For this I chose to write a small script with some custom parsing logic to remove extra spaces and new line characters. This script gets executed for each record that’s passed through the pipeline by a Meltano mapper called generic-mapper.

clean_text.py


 

def map_record_message(self, message_dict: dict) -> t.Iterable[Message]:

page_content = message_dict["record"]["page_content"]

text_nl = " ".join(page_content.split("\n"))

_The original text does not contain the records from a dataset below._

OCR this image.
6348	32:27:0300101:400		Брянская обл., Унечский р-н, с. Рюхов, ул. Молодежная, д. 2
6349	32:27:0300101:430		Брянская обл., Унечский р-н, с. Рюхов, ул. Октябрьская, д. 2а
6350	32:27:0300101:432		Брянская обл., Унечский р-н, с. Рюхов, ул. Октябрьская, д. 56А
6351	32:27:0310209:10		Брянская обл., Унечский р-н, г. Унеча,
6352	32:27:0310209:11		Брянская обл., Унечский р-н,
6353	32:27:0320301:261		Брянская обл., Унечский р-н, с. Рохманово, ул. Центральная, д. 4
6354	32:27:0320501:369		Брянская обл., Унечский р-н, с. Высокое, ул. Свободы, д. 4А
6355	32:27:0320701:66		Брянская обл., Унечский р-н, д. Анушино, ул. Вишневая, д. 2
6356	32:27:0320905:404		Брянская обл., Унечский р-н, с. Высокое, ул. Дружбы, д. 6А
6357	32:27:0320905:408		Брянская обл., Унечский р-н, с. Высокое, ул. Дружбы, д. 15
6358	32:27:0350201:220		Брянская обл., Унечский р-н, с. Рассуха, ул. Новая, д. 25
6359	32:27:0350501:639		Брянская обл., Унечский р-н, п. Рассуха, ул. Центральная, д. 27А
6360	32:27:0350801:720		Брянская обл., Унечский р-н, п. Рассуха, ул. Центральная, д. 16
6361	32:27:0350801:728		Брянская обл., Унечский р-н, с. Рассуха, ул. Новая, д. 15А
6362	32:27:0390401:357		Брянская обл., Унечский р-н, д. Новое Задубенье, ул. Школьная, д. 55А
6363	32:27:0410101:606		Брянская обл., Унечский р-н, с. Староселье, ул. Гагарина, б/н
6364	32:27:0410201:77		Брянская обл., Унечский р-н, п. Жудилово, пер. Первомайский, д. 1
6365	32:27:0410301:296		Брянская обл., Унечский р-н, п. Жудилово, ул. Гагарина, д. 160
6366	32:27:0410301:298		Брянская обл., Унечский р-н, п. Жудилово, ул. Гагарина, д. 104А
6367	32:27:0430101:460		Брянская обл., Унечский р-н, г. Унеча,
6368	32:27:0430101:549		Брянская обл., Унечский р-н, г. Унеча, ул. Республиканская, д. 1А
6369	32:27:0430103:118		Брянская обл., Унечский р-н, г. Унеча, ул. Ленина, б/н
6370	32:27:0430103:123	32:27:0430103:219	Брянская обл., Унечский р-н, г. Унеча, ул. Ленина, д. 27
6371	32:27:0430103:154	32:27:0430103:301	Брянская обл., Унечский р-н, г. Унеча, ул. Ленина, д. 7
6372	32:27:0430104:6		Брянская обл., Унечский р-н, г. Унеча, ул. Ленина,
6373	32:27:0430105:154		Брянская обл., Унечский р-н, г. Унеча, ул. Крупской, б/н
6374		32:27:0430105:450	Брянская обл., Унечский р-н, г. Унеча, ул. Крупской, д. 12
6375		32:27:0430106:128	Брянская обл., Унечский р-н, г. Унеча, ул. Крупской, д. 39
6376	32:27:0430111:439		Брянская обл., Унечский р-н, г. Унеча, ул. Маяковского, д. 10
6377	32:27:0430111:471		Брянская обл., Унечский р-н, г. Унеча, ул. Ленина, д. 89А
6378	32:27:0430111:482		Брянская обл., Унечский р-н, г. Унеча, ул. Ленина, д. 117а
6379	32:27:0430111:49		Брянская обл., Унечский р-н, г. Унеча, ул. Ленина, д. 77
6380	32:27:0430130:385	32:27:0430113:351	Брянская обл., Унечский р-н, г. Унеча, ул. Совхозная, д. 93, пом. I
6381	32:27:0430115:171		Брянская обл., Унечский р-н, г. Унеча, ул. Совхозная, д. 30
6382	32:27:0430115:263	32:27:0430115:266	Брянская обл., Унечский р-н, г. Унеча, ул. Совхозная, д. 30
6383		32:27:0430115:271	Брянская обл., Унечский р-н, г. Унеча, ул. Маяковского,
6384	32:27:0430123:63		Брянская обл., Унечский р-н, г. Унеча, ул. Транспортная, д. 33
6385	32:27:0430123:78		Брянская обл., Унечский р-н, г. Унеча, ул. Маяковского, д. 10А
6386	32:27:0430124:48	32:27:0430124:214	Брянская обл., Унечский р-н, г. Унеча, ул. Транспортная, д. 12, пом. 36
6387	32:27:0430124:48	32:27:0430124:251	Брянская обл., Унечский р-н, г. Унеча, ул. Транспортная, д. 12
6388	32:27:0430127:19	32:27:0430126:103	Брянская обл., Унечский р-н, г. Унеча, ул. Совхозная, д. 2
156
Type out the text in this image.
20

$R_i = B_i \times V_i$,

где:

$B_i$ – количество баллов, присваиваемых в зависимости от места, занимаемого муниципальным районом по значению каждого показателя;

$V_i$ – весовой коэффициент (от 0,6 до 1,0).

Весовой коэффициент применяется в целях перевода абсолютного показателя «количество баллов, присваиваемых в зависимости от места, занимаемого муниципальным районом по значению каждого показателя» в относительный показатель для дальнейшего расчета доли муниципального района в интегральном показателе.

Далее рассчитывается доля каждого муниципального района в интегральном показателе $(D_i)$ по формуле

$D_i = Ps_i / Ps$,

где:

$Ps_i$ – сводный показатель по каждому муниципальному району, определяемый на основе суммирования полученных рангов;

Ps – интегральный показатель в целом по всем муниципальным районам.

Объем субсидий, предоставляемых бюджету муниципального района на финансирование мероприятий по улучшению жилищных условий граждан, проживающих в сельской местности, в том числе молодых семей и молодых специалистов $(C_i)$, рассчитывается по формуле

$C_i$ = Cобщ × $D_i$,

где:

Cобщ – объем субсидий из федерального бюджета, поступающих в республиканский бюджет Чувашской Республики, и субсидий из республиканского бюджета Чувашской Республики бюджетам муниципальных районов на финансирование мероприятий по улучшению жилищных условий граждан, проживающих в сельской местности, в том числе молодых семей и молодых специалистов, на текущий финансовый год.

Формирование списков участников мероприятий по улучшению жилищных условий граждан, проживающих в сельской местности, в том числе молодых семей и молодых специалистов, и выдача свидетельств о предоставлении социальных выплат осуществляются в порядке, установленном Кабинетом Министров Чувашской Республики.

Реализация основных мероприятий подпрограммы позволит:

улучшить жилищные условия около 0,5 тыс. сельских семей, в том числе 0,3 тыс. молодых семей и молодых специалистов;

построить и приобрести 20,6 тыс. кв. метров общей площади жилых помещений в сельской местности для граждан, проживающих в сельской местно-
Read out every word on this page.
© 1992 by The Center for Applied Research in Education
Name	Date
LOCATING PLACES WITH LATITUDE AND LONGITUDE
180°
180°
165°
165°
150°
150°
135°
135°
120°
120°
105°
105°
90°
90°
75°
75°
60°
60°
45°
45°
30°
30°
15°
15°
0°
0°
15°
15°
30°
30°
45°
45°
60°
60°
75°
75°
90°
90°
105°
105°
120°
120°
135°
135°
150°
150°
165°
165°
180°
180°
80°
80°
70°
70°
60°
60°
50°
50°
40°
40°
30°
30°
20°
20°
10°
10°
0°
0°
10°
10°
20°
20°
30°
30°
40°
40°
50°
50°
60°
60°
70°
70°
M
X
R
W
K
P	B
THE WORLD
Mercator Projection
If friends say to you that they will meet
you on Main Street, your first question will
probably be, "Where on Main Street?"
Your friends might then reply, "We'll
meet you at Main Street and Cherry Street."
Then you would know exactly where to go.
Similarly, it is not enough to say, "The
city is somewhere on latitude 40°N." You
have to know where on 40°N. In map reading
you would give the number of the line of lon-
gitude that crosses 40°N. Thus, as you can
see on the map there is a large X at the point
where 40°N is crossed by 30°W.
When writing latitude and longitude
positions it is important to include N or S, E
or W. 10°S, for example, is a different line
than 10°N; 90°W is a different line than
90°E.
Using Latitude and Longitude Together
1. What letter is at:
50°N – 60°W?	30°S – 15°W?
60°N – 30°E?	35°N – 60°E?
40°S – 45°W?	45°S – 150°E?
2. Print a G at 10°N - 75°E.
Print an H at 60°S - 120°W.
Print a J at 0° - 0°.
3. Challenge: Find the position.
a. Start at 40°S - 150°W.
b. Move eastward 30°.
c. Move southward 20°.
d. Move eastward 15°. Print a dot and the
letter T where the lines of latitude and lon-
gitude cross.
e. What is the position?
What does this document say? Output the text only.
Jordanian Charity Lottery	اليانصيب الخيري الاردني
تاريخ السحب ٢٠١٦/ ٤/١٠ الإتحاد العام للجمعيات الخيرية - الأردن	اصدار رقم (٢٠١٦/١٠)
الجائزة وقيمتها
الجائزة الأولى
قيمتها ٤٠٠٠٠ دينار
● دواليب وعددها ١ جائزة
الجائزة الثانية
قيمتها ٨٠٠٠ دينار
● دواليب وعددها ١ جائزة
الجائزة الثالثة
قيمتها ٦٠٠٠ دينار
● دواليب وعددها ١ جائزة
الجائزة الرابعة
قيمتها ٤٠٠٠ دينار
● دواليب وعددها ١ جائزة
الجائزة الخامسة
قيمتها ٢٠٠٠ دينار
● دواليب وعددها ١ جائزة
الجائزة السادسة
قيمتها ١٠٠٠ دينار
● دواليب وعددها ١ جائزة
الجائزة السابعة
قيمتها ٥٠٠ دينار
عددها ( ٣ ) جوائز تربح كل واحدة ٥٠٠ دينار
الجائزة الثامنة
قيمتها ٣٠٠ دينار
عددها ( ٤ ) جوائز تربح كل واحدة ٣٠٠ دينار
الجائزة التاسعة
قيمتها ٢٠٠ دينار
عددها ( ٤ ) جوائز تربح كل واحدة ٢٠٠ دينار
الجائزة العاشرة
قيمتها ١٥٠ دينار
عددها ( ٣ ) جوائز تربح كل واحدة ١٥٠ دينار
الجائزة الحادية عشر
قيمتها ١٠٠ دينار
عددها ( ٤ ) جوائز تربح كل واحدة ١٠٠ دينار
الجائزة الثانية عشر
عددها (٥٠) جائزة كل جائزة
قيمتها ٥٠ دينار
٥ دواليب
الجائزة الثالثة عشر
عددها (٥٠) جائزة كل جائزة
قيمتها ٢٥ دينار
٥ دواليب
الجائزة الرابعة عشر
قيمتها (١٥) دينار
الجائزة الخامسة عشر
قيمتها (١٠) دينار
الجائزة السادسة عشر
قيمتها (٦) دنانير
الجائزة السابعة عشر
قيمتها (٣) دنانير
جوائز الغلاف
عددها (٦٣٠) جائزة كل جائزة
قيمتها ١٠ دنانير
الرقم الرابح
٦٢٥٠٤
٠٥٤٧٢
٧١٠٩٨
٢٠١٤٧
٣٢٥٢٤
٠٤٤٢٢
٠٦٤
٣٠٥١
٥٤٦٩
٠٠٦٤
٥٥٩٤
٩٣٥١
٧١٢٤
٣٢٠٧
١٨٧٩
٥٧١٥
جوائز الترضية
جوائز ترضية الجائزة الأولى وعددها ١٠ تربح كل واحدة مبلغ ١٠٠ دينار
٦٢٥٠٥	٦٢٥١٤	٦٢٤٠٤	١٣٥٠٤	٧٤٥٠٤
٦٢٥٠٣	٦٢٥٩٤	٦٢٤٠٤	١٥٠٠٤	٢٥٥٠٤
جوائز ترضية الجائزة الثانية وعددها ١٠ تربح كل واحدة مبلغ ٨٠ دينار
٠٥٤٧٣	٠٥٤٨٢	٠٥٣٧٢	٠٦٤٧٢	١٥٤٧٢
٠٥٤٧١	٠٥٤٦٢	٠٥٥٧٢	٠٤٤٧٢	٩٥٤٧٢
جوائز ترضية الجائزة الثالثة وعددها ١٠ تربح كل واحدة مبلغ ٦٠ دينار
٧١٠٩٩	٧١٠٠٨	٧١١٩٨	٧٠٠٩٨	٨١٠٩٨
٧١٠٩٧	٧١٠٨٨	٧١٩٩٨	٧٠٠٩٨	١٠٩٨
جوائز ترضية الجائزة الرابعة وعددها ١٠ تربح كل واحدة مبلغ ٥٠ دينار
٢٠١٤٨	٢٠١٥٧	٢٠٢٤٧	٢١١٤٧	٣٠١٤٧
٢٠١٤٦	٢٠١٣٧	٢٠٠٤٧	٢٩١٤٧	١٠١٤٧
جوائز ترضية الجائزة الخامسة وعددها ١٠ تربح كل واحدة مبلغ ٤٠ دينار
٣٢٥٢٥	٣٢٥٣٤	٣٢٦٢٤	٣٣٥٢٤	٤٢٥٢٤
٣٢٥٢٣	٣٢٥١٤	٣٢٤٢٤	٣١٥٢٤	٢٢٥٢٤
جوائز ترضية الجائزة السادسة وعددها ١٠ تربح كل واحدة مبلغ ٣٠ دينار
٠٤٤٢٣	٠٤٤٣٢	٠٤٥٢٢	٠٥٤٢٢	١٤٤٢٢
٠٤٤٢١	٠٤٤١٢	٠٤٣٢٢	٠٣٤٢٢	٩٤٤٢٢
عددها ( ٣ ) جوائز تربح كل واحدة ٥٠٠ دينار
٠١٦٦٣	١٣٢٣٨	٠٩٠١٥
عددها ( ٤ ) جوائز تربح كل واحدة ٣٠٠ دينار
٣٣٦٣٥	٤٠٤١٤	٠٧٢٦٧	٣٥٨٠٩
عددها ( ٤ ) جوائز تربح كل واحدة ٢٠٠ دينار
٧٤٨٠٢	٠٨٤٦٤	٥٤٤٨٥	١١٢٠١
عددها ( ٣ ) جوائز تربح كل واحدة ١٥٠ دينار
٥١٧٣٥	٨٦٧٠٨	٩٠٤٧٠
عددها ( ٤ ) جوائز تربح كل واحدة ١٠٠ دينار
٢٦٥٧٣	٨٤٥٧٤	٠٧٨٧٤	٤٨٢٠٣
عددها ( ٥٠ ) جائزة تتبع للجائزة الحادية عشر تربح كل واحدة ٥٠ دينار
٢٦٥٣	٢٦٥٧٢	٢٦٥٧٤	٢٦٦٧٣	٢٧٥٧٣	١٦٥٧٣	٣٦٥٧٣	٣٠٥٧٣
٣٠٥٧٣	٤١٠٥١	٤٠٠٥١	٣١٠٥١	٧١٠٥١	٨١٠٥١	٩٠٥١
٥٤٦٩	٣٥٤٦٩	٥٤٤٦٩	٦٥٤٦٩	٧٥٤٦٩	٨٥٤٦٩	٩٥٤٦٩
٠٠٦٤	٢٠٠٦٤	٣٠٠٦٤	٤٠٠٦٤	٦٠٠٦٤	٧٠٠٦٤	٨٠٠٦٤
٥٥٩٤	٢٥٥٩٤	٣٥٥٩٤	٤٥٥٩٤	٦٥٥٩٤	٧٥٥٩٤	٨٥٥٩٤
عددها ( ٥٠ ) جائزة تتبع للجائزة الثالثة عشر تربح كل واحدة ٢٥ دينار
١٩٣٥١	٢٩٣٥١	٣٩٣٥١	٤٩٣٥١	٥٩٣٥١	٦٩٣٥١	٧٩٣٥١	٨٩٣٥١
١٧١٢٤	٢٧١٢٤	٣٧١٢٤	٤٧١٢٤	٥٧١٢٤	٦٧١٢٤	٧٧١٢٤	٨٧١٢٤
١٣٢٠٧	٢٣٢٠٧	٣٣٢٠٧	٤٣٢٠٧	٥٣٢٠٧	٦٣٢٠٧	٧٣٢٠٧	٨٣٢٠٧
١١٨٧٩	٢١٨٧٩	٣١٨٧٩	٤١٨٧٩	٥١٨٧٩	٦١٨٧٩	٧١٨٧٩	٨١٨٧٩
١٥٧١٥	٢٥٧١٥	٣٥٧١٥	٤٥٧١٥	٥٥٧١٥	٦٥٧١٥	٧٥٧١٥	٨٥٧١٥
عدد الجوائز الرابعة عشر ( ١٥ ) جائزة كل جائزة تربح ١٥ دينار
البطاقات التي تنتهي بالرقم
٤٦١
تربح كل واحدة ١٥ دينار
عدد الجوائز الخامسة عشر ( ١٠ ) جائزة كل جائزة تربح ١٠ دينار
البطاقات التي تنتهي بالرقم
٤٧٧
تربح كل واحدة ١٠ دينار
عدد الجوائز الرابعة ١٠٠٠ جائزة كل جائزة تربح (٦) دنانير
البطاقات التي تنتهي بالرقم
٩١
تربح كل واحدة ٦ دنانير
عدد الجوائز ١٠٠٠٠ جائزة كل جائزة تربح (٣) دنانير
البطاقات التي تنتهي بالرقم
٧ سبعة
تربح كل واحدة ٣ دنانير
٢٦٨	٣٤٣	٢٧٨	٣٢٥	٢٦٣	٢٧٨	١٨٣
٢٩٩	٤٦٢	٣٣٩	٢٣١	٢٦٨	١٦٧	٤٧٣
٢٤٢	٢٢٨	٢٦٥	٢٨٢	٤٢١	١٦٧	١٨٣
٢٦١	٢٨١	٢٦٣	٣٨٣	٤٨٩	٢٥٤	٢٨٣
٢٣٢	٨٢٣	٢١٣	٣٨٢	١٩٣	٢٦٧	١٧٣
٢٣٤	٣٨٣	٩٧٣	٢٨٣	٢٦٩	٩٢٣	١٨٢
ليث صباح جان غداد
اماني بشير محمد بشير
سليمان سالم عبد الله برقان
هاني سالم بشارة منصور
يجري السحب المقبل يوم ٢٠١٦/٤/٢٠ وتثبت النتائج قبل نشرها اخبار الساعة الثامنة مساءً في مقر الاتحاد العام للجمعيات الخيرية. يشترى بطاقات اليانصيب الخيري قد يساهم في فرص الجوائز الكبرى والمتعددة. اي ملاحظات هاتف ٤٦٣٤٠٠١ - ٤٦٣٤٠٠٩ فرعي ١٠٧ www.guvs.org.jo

text_spaces = " ".join(text_nl.split())

message_dict["record"]["page_content"] = text_spaces

return message_dict

This mapper allows you to run arbitrary python scripts so you might choose to install the unstructured library as a dependency or Langchain itself to help prep your data in your ideal way.

Generate Embeddings:

In this step we also use a mapper to process each record in the pipeline but this time we use map-gpt-embeddings. This mapper splits the input record into chunks (if needed) then generates embeddings using the OpenAI embeddings API. The mapper uses the Meltano extractor SDK under the hood to leverage all of the nice features like pagination, rate limit handling, etc. with minimal code.

meltano.yml


 

- name: map-gpt-embeddings

variant: meltanolabs

pip_url: git+https://github.com/MeltanoLabs/map-gpt-embeddings.git

mappings:

- name: add-embeddings

config:

document_text_property: page_content

document_metadata_property: metadata

Load:

Then finally the pipeline uses target-pinecone to write these records to your Pinecone index. 

meltano.yml


 

- name: target-pinecone

variant: meltanolabs

config:

index_name: target-pinecone-index

environment: asia-southeast1-gcp-free

document_text_property: page_content

embeddings_property: embeddings

metadata_property: metadata

pinecone_metadata_text_key: text

load_method: overwrite

These steps are all stitched together as a single scheduled Meltano job but can be run manually using a simple command like `meltano run tap-beautifulsoup clean-text add-embeddings target-pinecone`. You can self-host this if you’d like, or use Meltano Cloud to handle the infrastructure needed to run your predefined schedules.

Future Directions

In the next iteration I’m planning to leverage Singer JSONL extractor and loader to implement the checkpointing features discussed earlier. This will unlock the ability to quickly reload from a checkpoint, preserve data backups, and quickly experiment in the clean + embedding steps (e.g. try different embedding models, cleaning techniques, etc.).

Summary

While the existing LLM app tools like LangChain and LlamaIndex are useful for building LLM apps, they’re data loading capabilities aren’t recommended outside of initial experimentation. As I built and tested my LLM app pipeline I was able to feel the pain of some of the aspects that are under developed and hacked together. If you’re planning to build a production ready data pipeline to fuel your LLM apps you should heavily consider using an EL tool purpose built for the job.